Des heurts semblables ont été signalés dans la ville de Kaolack, dans le centre du pays : des témoins ont signalé un poste de police mis à sac et selon la radio publique, l'antenne locale du Parti démocratique sénégalais (PDS), la formation de Wade, a été détruite par les flammes. On annonçait également des manifestations dans les localités de Thies et de Mbour.
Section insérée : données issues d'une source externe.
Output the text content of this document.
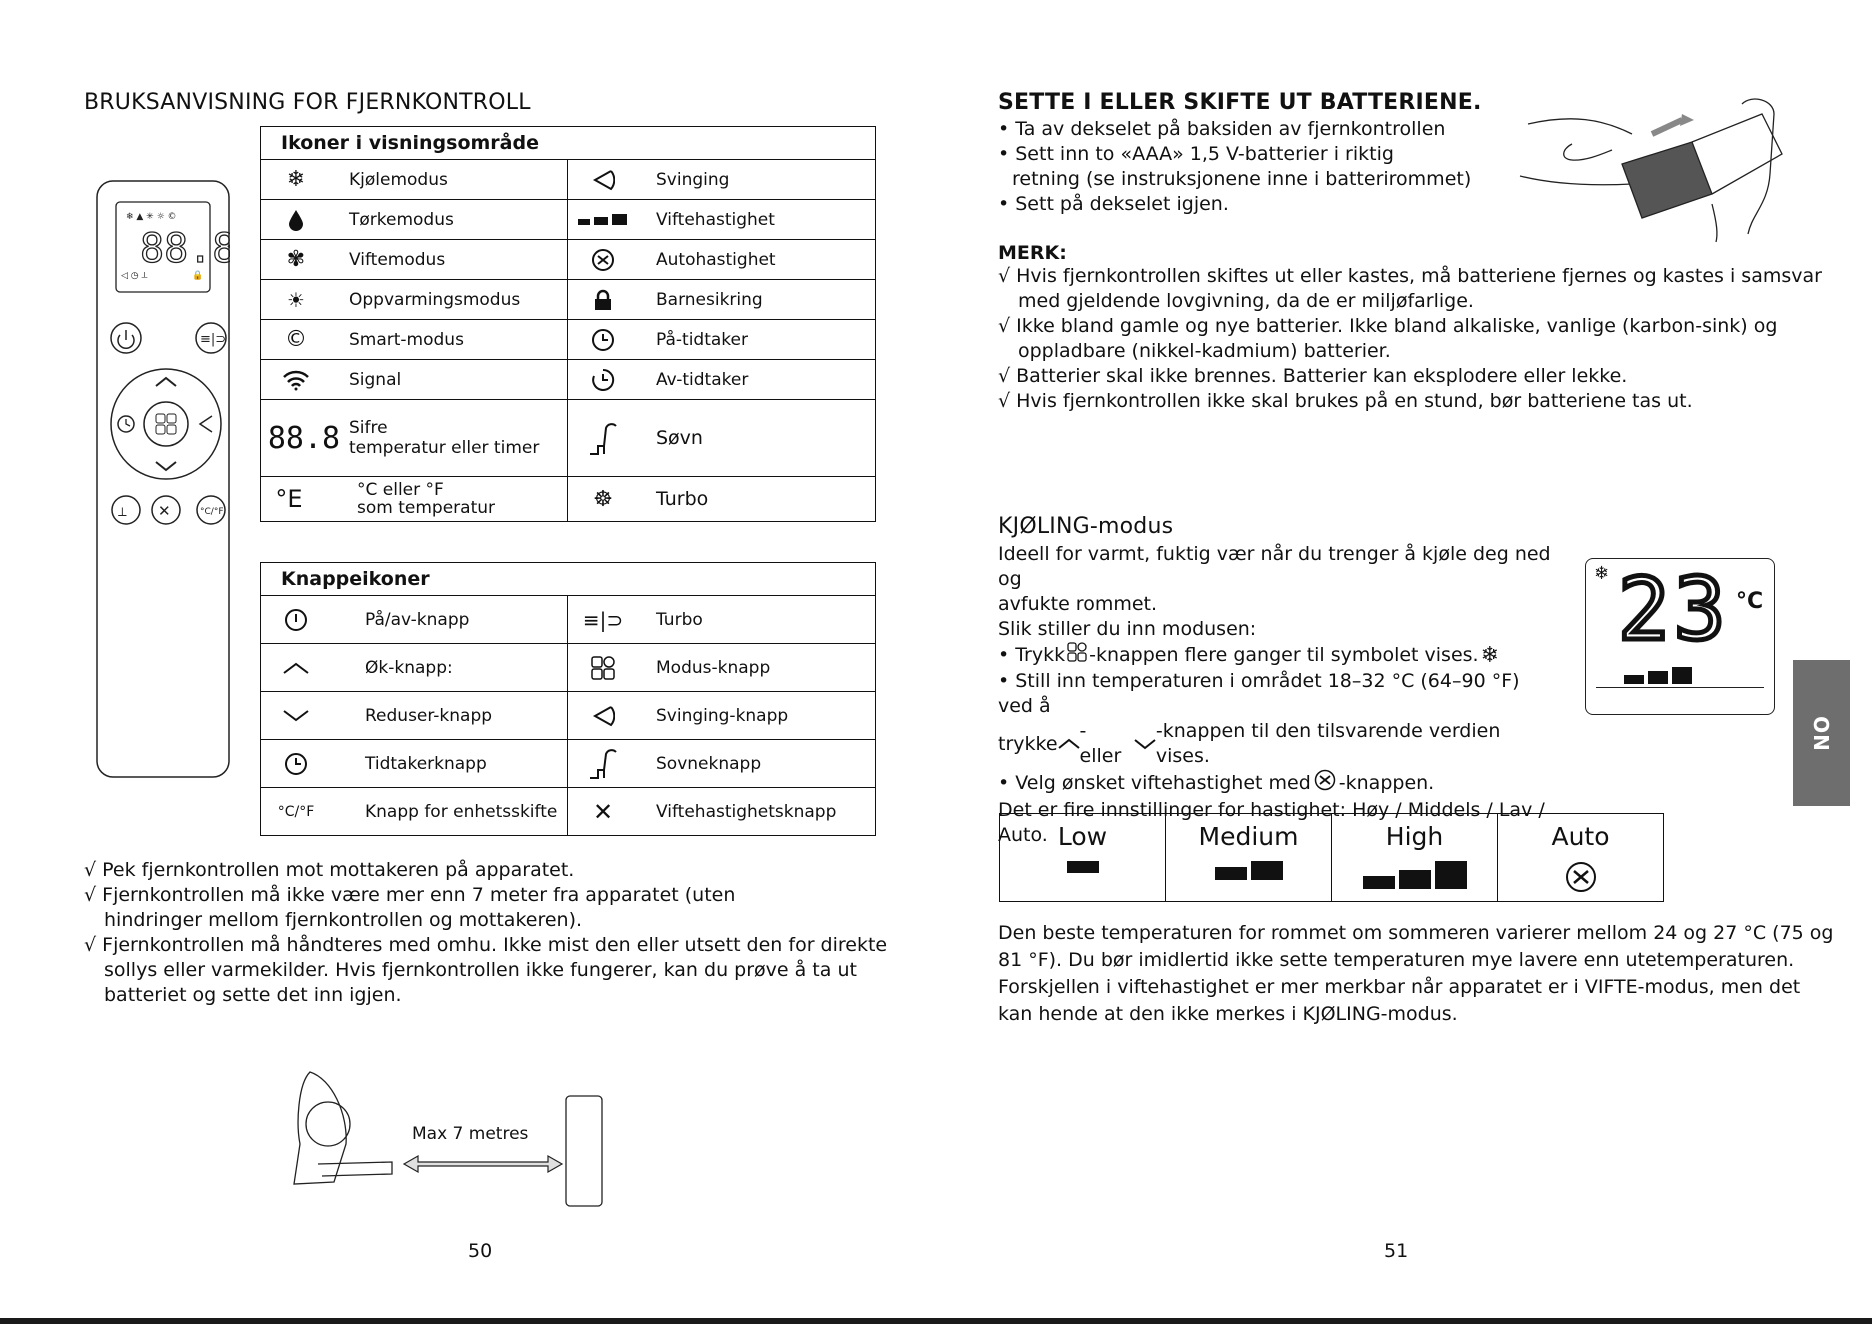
BRUKSANVISNING FOR FJERNKONTROLL
❄ ▲ ✳ ☼ ©
◁ ◷ ⟂	🔒
88.8
≡|⊃
⟂ ✕	°C/°F
Ikoner i visningsområde	

❄ Kjølemodus	Svinging

Tørkemodus	Viftehastighet

✾ Viftemodus	Autohastighet

☀ Oppvarmingsmodus	Barnesikring

© Smart-modus	På-tidtaker

Signal	Av-tidtaker

88.8 Sifre
temperatur eller timer	Søvn

°E °C eller °F
som temperatur	☸ Turbo
Knappeikoner	

På/av-knapp	≡|⊃ Turbo

Øk-knapp:	Modus-knapp

Reduser-knapp	Svinging-knapp

Tidtakerknapp	Sovneknapp

°C/°F Knapp for enhetsskifte	✕ Viftehastighetsknapp
√ Pek fjernkontrollen mot mottakeren på apparatet.
√ Fjernkontrollen må ikke være mer enn 7 meter fra apparatet (uten
hindringer mellom fjernkontrollen og mottakeren).
√ Fjernkontrollen må håndteres med omhu. Ikke mist den eller utsett den for direkte
sollys eller varmekilder. Hvis fjernkontrollen ikke fungerer, kan du prøve å ta ut
batteriet og sette det inn igjen.
Max 7 metres
50
SETTE I ELLER SKIFTE UT BATTERIENE.
• Ta av dekselet på baksiden av fjernkontrollen
• Sett inn to «AAA» 1,5 V-batterier i riktig
retning (se instruksjonene inne i batterirommet)
• Sett på dekselet igjen.
MERK:
√ Hvis fjernkontrollen skiftes ut eller kastes, må batteriene fjernes og kastes i samsvar
med gjeldende lovgivning, da de er miljøfarlige.
√ Ikke bland gamle og nye batterier. Ikke bland alkaliske, vanlige (karbon-sink) og
oppladbare (nikkel-kadmium) batterier.
√ Batterier skal ikke brennes. Batterier kan eksplodere eller lekke.
√ Hvis fjernkontrollen ikke skal brukes på en stund, bør batteriene tas ut.
KJØLING-modus
Ideell for varmt, fuktig vær når du trenger å kjøle deg ned og
avfukte rommet.
Slik stiller du inn modusen:
• Trykk -knappen flere ganger til symbolet vises. ❄
• Still inn temperaturen i området 18–32 °C (64–90 °F) ved å
trykke
- eller
-knappen til den tilsvarende verdien vises.
• Velg ønsket viftehastighet med -knappen.
Det er fire innstillinger for hastighet: Høy / Middels / Lav /
Auto.
❄ 23 °C
Low	Medium	High	Auto
Den beste temperaturen for rommet om sommeren varierer mellom 24 og 27 °C (75 og
81 °F). Du bør imidlertid ikke sette temperaturen mye lavere enn utetemperaturen.
Forskjellen i viftehastighet er mer merkbar når apparatet er i VIFTE-modus, men det
kan hende at den ikke merkes i KJØLING-modus.
NO
51
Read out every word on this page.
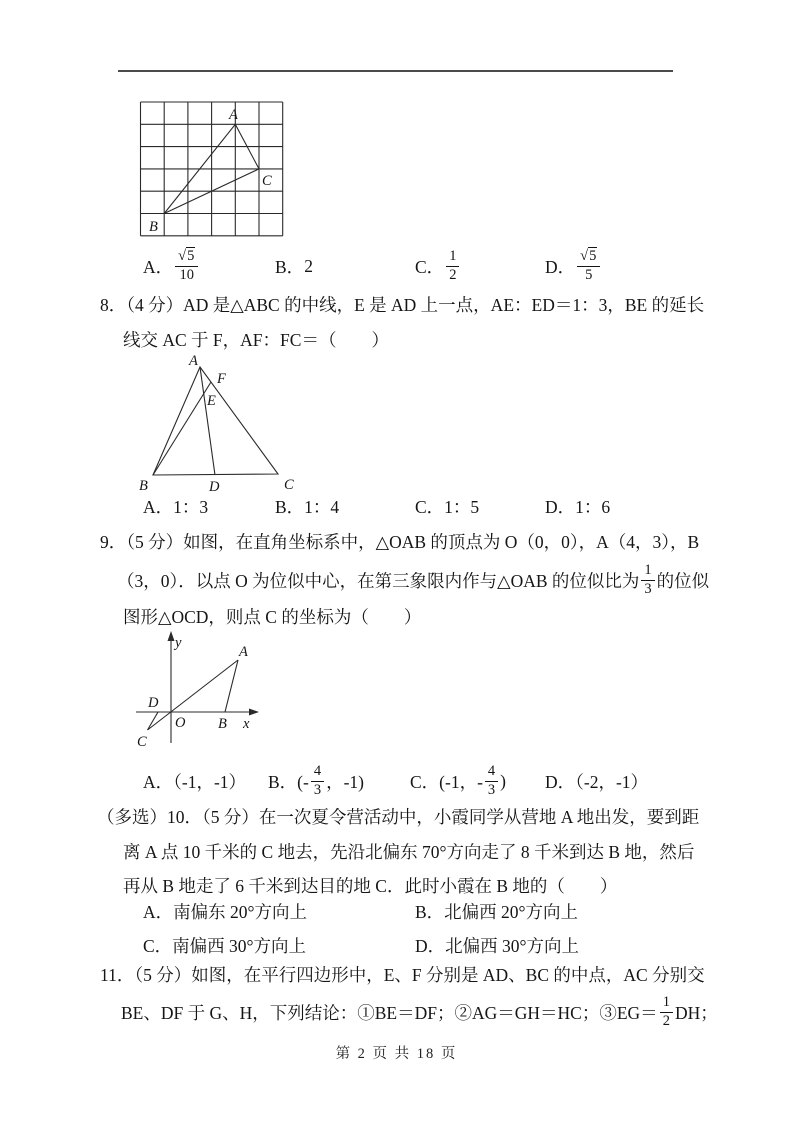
A
C
B
A． $\frac{√5}{10}$	B． 2	C． $\frac{1}{2}$	D． $\frac{√5}{5}$
8．（4 分）AD 是△ABC 的中线，E 是 AD 上一点，AE：ED＝1：3，BE 的延长
线交 AC 于 F，AF：FC＝（　　）
A
F
E
B	D	C
A．1：3	B．1：4	C．1：5	D．1：6
9．（5 分）如图，在直角坐标系中，△OAB 的顶点为 O（0，0），A（4，3），B
（3，0）．以点 O 为位似中心，在第三象限内作与△OAB 的位似比为 $\frac{1}{3}$ 的位似
图形△OCD，则点 C 的坐标为（　　）
y
x
O B
D
A
C
A．（-1，-1） B．(- $\frac{4}{3}$ ，-1)	C．(-1，- $\frac{4}{3}$ ) D．（-2，-1）
（多选）10．（5 分）在一次夏令营活动中，小霞同学从营地 A 地出发，要到距
离 A 点 10 千米的 C 地去，先沿北偏东 70°方向走了 8 千米到达 B 地，然后
再从 B 地走了 6 千米到达目的地 C．此时小霞在 B 地的（　　）
A．南偏东 20°方向上	B．北偏西 20°方向上
C．南偏西 30°方向上	D．北偏西 30°方向上
11．（5 分）如图，在平行四边形中，E、F 分别是 AD、BC 的中点，AC 分别交
BE、DF 于 G、H，下列结论：①BE＝DF；②AG＝GH＝HC；③EG＝ $\frac{1}{2}$ DH；
第 2 页 共 18 页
"Je suis candidat et je le reste"
Au total, le Conseil constitutionnel a validé vendredi quatorze candidatures pour la présidentielle, dont celle d'Abdoulaye Wade. Les adversaires du président sénégalais contestent sa légitimité à se représenter et renvoient à la Constitution, qui interdit d'effectuer plus de deux mandats présidentiels consécutifs. Abdoulaye Wade, 85 ans, arrivé au pouvoir en 2000 puis réélu en 2007, leur répond que son premier mandat ne compte pas, car il a été entamé avant l'ajout de cet amendement constitutionnel, en 2001. Parmi les treize autres candidatures validées par le Conseil constitutionnel, on trouve le chef de file du Parti socialiste, Ousmane Tanor Dieng et trois ex-Premier ministres : Moustapha Niasse, Idrissa Seck et Macky Sall. Celle du chanteur Youssou N'Dour a en revanche été déclarée non valide au motif qu'il n'avait pas réuni les 10.000 signatures de soutien requises. Le chanteur en avait pourtant déposé 12.000 ; mais le Conseil constitutionnel a indiqué que 4000 des soutiens revendiqués par l'artiste n'avaient pu être vérifiés.
En réaction, Youssou N'Dour a appelé ses partisans à s'opposer à la tenue du scrutin. "Nous n'autoriserons jamais Abdoulaye Wade à participer à cette élection", a-t-il affirmé à l'antenne de sa chaîne de télévision, TFM. "La décision de me tenir à l'écart n'a rien à voir avec le droit. C'est une décision politique, à laquelle nous répondrons par une décision politique". Dénonçant un "coup de force" du président Wade, il a assuré : "Je suis candidat et je le reste", en précisant qu'il avait "48 heures pour un recours" contre la décision du Conseil.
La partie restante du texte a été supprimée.